My dog has stopped itching and he smells so much better; no more ear infection for him. My poor baby was itching for the past year and we didn’t know what it was. Now he’s all better, I’m so relieved and happy. Bubba is just so cute, I miss him everyday while I’m gone and when I come home and get to see him waiting in his room, I’m the happiest person you’ll ever see. I freaking love him, he’s my baby.
I have been thinking a lot about the future and what I want to do. Once I graduate, I should start teaching ASAP but I really don’t want to. I want to travel or take a long vacation. I want to go back to Vietnam, but this time to see my mom’s side of the family. I heard where she lives is beautiful with all the beaches, scenery, and better food! When we went with our dad, we didn’t get to eat food that we like, except the Pho was amazing. We ate mostly homemade food, nothing off the street. I want to go back to Vietnam or I want to go to Greece or Spain or Hawaii….I never get to travel and now that I have the chance and money, I can actually go. I just need someone to go with haha. Also I would like to move out, maybe move up north, which would be so cool, or live in the bay area which is nice too. I want/need to get my own place eventually, but for now living with mom is okay…… it’s really not necessary for me to move out anytime soon or at the moment. I live in a “mini mansion” that’s what my friends call it lol we all have our own rooms and stuff, but I like my own everything and I need a bigger room. I miss living on my own. I know I sound high maintenance but this is who I am. I don’t like living with other people. I rather live by myself or with my sister. There’s too much obligations and responsibilities with your parent’s. I need out! Also I’m thinking about buying a new car during the school years or maybe I should wait.

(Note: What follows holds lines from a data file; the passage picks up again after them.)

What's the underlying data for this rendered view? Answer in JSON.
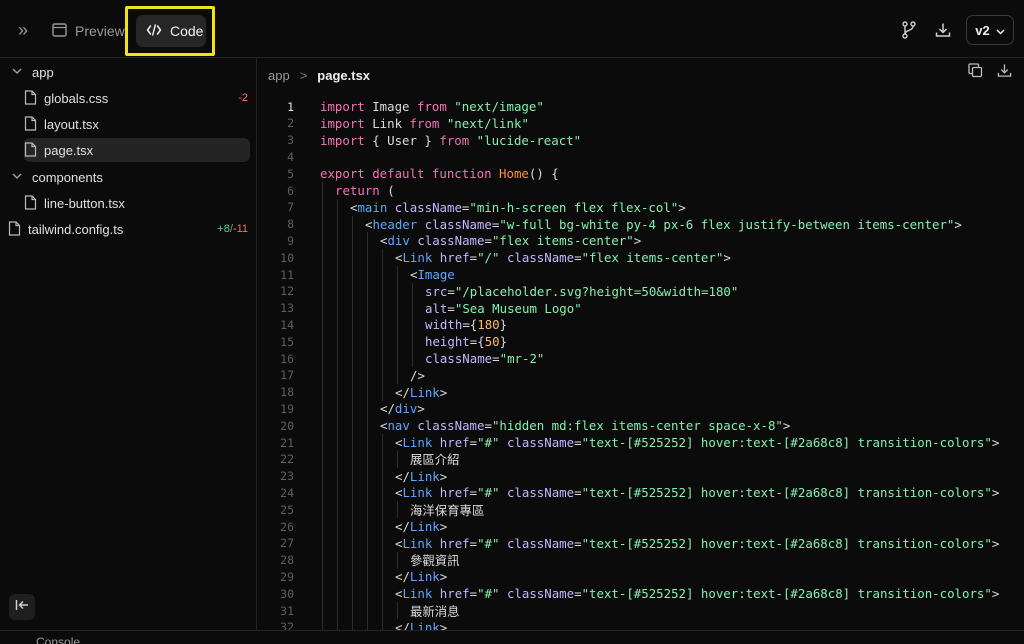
{
  "toolbar": {
    "preview_label": "Preview",
    "code_label": "Code",
    "version_label": "v2"
  },
  "sidebar": {
    "items": [
      {
        "label": "app",
        "type": "folder"
      },
      {
        "label": "globals.css",
        "type": "file",
        "del": "-2"
      },
      {
        "label": "layout.tsx",
        "type": "file"
      },
      {
        "label": "page.tsx",
        "type": "file",
        "selected": true
      },
      {
        "label": "components",
        "type": "folder"
      },
      {
        "label": "line-button.tsx",
        "type": "file"
      },
      {
        "label": "tailwind.config.ts",
        "type": "file",
        "add": "+8",
        "slash": "/",
        "del": "-11"
      }
    ]
  },
  "breadcrumb": {
    "folder": "app",
    "separator": ">",
    "file": "page.tsx"
  },
  "bottom": {
    "label": "Console"
  },
  "colors": {
    "keyword": "#f472b6",
    "string": "#86efac",
    "tag": "#60a5fa",
    "attribute": "#c4b5fd",
    "function": "#fb923c",
    "highlight": "#f2e21a"
  },
  "code_lines": [
    {
      "n": "1",
      "indent": 0,
      "parts": [
        [
          "kw",
          "import"
        ],
        [
          "",
          "Image "
        ],
        [
          "kw",
          "from"
        ],
        [
          "",
          ""
        ],
        [
          "str",
          "\"next/image\""
        ]
      ]
    },
    {
      "n": "2",
      "indent": 0,
      "parts": [
        [
          "kw",
          "import"
        ],
        [
          "",
          "Link "
        ],
        [
          "kw",
          "from"
        ],
        [
          "",
          ""
        ],
        [
          "str",
          "\"next/link\""
        ]
      ]
    },
    {
      "n": "3",
      "indent": 0,
      "parts": [
        [
          "kw",
          "import"
        ],
        [
          "",
          "{ User } "
        ],
        [
          "kw",
          "from"
        ],
        [
          "",
          ""
        ],
        [
          "str",
          "\"lucide-react\""
        ]
      ]
    },
    {
      "n": "4",
      "indent": 0,
      "parts": []
    },
    {
      "n": "5",
      "indent": 0,
      "parts": [
        [
          "kw",
          "export default function "
        ],
        [
          "fn",
          "Home"
        ],
        [
          "",
          "() {"
        ]
      ]
    },
    {
      "n": "6",
      "indent": 1,
      "parts": [
        [
          "kw",
          "return"
        ],
        [
          "",
          "("
        ]
      ]
    },
    {
      "n": "7",
      "indent": 2,
      "parts": [
        [
          "",
          "<"
        ],
        [
          "tag",
          "main"
        ],
        [
          "attr",
          " className"
        ],
        [
          "",
          "="
        ],
        [
          "str",
          "\"min-h-screen flex flex-col\""
        ],
        [
          "",
          ">"
        ]
      ]
    },
    {
      "n": "8",
      "indent": 3,
      "parts": [
        [
          "",
          "<"
        ],
        [
          "tag",
          "header"
        ],
        [
          "attr",
          " className"
        ],
        [
          "",
          "="
        ],
        [
          "str",
          "\"w-full bg-white py-4 px-6 flex justify-between items-center\""
        ],
        [
          "",
          ">"
        ]
      ]
    },
    {
      "n": "9",
      "indent": 4,
      "parts": [
        [
          "",
          "<"
        ],
        [
          "tag",
          "div"
        ],
        [
          "attr",
          " className"
        ],
        [
          "",
          "="
        ],
        [
          "str",
          "\"flex items-center\""
        ],
        [
          "",
          ">"
        ]
      ]
    },
    {
      "n": "10",
      "indent": 5,
      "parts": [
        [
          "",
          "<"
        ],
        [
          "tag",
          "Link"
        ],
        [
          "attr",
          " href"
        ],
        [
          "",
          "="
        ],
        [
          "str",
          "\"/\""
        ],
        [
          "attr",
          " className"
        ],
        [
          "",
          "="
        ],
        [
          "str",
          "\"flex items-center\""
        ],
        [
          "",
          ">"
        ]
      ]
    },
    {
      "n": "11",
      "indent": 6,
      "parts": [
        [
          "",
          "<"
        ],
        [
          "tag",
          "Image"
        ]
      ]
    },
    {
      "n": "12",
      "indent": 7,
      "parts": [
        [
          "attr",
          "src"
        ],
        [
          "",
          "="
        ],
        [
          "str",
          "\"/placeholder.svg?height=50&width=180\""
        ]
      ]
    },
    {
      "n": "13",
      "indent": 7,
      "parts": [
        [
          "attr",
          "alt"
        ],
        [
          "",
          "="
        ],
        [
          "str",
          "\"Sea Museum Logo\""
        ]
      ]
    },
    {
      "n": "14",
      "indent": 7,
      "parts": [
        [
          "attr",
          "width"
        ],
        [
          "",
          "={"
        ],
        [
          "num",
          "180"
        ],
        [
          "",
          "}"
        ]
      ]
    },
    {
      "n": "15",
      "indent": 7,
      "parts": [
        [
          "attr",
          "height"
        ],
        [
          "",
          "={"
        ],
        [
          "num",
          "50"
        ],
        [
          "",
          "}"
        ]
      ]
    },
    {
      "n": "16",
      "indent": 7,
      "parts": [
        [
          "attr",
          "className"
        ],
        [
          "",
          "="
        ],
        [
          "str",
          "\"mr-2\""
        ]
      ]
    },
    {
      "n": "17",
      "indent": 6,
      "parts": [
        [
          "",
          "/>"
        ]
      ]
    },
    {
      "n": "18",
      "indent": 5,
      "parts": [
        [
          "",
          "</"
        ],
        [
          "tag",
          "Link"
        ],
        [
          "",
          ">"
        ]
      ]
    },
    {
      "n": "19",
      "indent": 4,
      "parts": [
        [
          "",
          "</"
        ],
        [
          "tag",
          "div"
        ],
        [
          "",
          ">"
        ]
      ]
    },
    {
      "n": "20",
      "indent": 4,
      "parts": [
        [
          "",
          "<"
        ],
        [
          "tag",
          "nav"
        ],
        [
          "attr",
          " className"
        ],
        [
          "",
          "="
        ],
        [
          "str",
          "\"hidden md:flex items-center space-x-8\""
        ],
        [
          "",
          ">"
        ]
      ]
    },
    {
      "n": "21",
      "indent": 5,
      "parts": [
        [
          "",
          "<"
        ],
        [
          "tag",
          "Link"
        ],
        [
          "attr",
          " href"
        ],
        [
          "",
          "="
        ],
        [
          "str",
          "\"#\""
        ],
        [
          "attr",
          " className"
        ],
        [
          "",
          "="
        ],
        [
          "str",
          "\"text-[#525252] hover:text-[#2a68c8] transition-colors\""
        ],
        [
          "",
          ">"
        ]
      ]
    },
    {
      "n": "22",
      "indent": 6,
      "parts": [
        [
          "",
          "展區介紹"
        ]
      ]
    },
    {
      "n": "23",
      "indent": 5,
      "parts": [
        [
          "",
          "</"
        ],
        [
          "tag",
          "Link"
        ],
        [
          "",
          ">"
        ]
      ]
    },
    {
      "n": "24",
      "indent": 5,
      "parts": [
        [
          "",
          "<"
        ],
        [
          "tag",
          "Link"
        ],
        [
          "attr",
          " href"
        ],
        [
          "",
          "="
        ],
        [
          "str",
          "\"#\""
        ],
        [
          "attr",
          " className"
        ],
        [
          "",
          "="
        ],
        [
          "str",
          "\"text-[#525252] hover:text-[#2a68c8] transition-colors\""
        ],
        [
          "",
          ">"
        ]
      ]
    },
    {
      "n": "25",
      "indent": 6,
      "parts": [
        [
          "",
          "海洋保育專區"
        ]
      ]
    },
    {
      "n": "26",
      "indent": 5,
      "parts": [
        [
          "",
          "</"
        ],
        [
          "tag",
          "Link"
        ],
        [
          "",
          ">"
        ]
      ]
    },
    {
      "n": "27",
      "indent": 5,
      "parts": [
        [
          "",
          "<"
        ],
        [
          "tag",
          "Link"
        ],
        [
          "attr",
          " href"
        ],
        [
          "",
          "="
        ],
        [
          "str",
          "\"#\""
        ],
        [
          "attr",
          " className"
        ],
        [
          "",
          "="
        ],
        [
          "str",
          "\"text-[#525252] hover:text-[#2a68c8] transition-colors\""
        ],
        [
          "",
          ">"
        ]
      ]
    },
    {
      "n": "28",
      "indent": 6,
      "parts": [
        [
          "",
          "參觀資訊"
        ]
      ]
    },
    {
      "n": "29",
      "indent": 5,
      "parts": [
        [
          "",
          "</"
        ],
        [
          "tag",
          "Link"
        ],
        [
          "",
          ">"
        ]
      ]
    },
    {
      "n": "30",
      "indent": 5,
      "parts": [
        [
          "",
          "<"
        ],
        [
          "tag",
          "Link"
        ],
        [
          "attr",
          " href"
        ],
        [
          "",
          "="
        ],
        [
          "str",
          "\"#\""
        ],
        [
          "attr",
          " className"
        ],
        [
          "",
          "="
        ],
        [
          "str",
          "\"text-[#525252] hover:text-[#2a68c8] transition-colors\""
        ],
        [
          "",
          ">"
        ]
      ]
    },
    {
      "n": "31",
      "indent": 6,
      "parts": [
        [
          "",
          "最新消息"
        ]
      ]
    },
    {
      "n": "32",
      "indent": 5,
      "parts": [
        [
          "",
          "</"
        ],
        [
          "tag",
          "Link"
        ],
        [
          "",
          ">"
        ]
      ]
    }
  ]
}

I’ve had my car for 5 years now and I’m pretty sure its going to break down. I know it’ll last me through my school years but now that I have money, I can buy a brand new car. There’s so many things that I want and want to do, but I know it takes time. I know I have my whole life, but I’m 25 now. I need to finish school, and I want to do all these things. When I was a teen or even in my early 20’s, I never really got to do amazing things or live my life. I was worried about stupid stuff, worked way too much, and worried about other people. I never really hung out with friend’s. Now it’s time for me. I have finally figure out what I want and I’m so happy with myself and life, that I’m ready for anything.

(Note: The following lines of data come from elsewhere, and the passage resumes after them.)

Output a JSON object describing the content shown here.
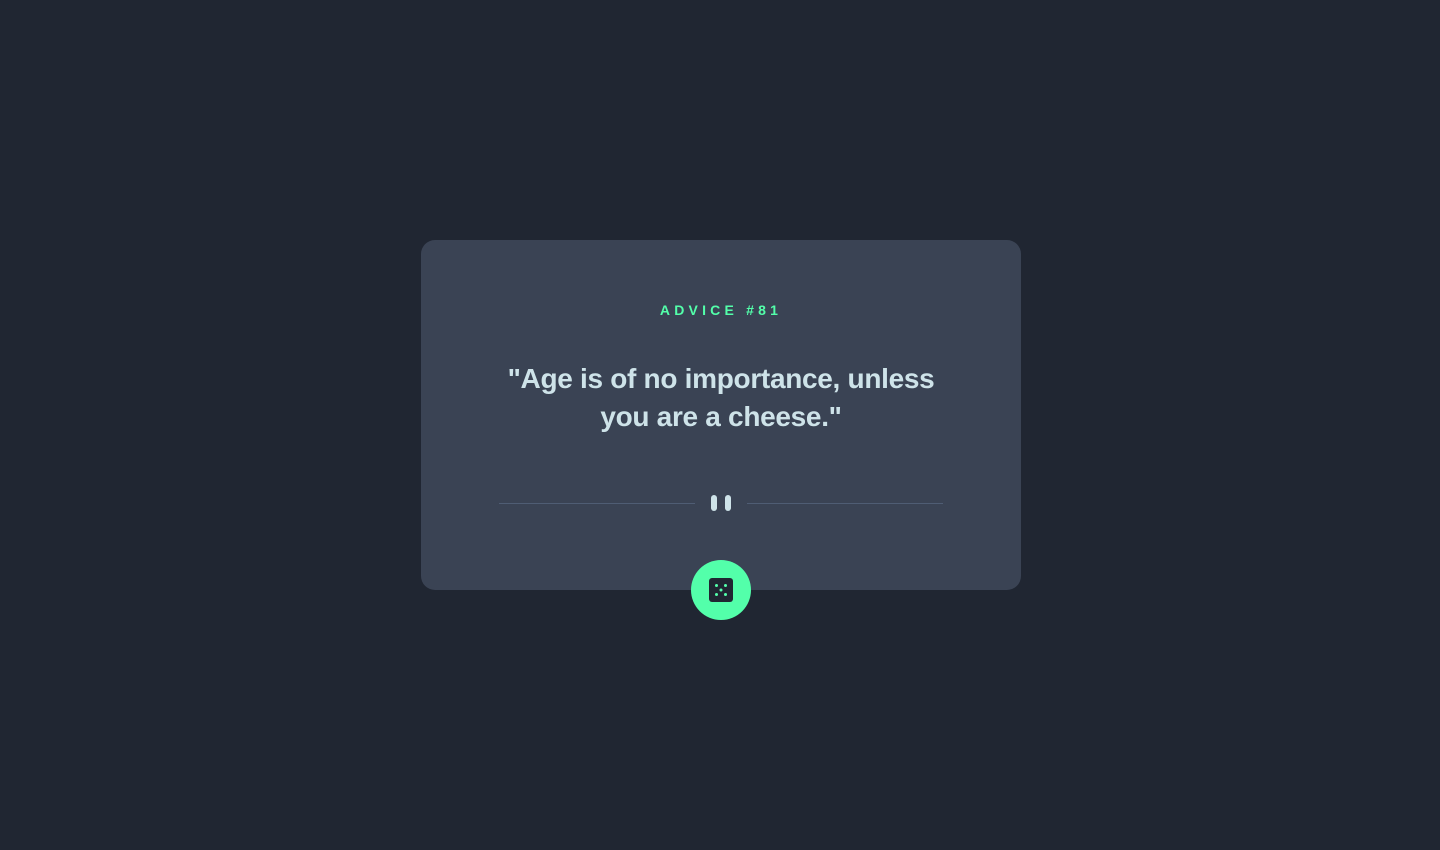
{
  "advice": {
    "label": "ADVICE #81",
    "quote": "\"Age is of no importance, unless you are a cheese.\""
  },
  "icons": {
    "divider": "pause-icon",
    "button": "dice-icon"
  },
  "colors": {
    "background": "#202632",
    "card": "#3a4354",
    "accent": "#53ffaa",
    "text": "#cee3e9",
    "divider": "#4f5d74"
  }
}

So I’ve finally figured it out. I needed some answers and advice about Mitchell so I had talked to a couple friends and they said not to think too much about the conversation. He was just checking up on me and he just wanted to feel wanted. I understand how he feels but I’m not to give it to him. We all want to feel wanted and loved. He had his chance, and it’s not fair to me if I try to talk to him or make anything happen. I have been resisting him for a week. I wanted to text him so bad but I know I cannot do that to myself. He came back from his trip and he’s realized how much I was there for him and he just wanted to feel wanted again so he was “checking up” on me. In the end he still doesn’t want to be with me so what’s the point? I’ve figured it out. It’s done, I’m over it, I’m done trying, nothing I can do. And I’m glad nothing really happened. It was just a text. I can move on again. I know one day I will find someone who will truly commit to me.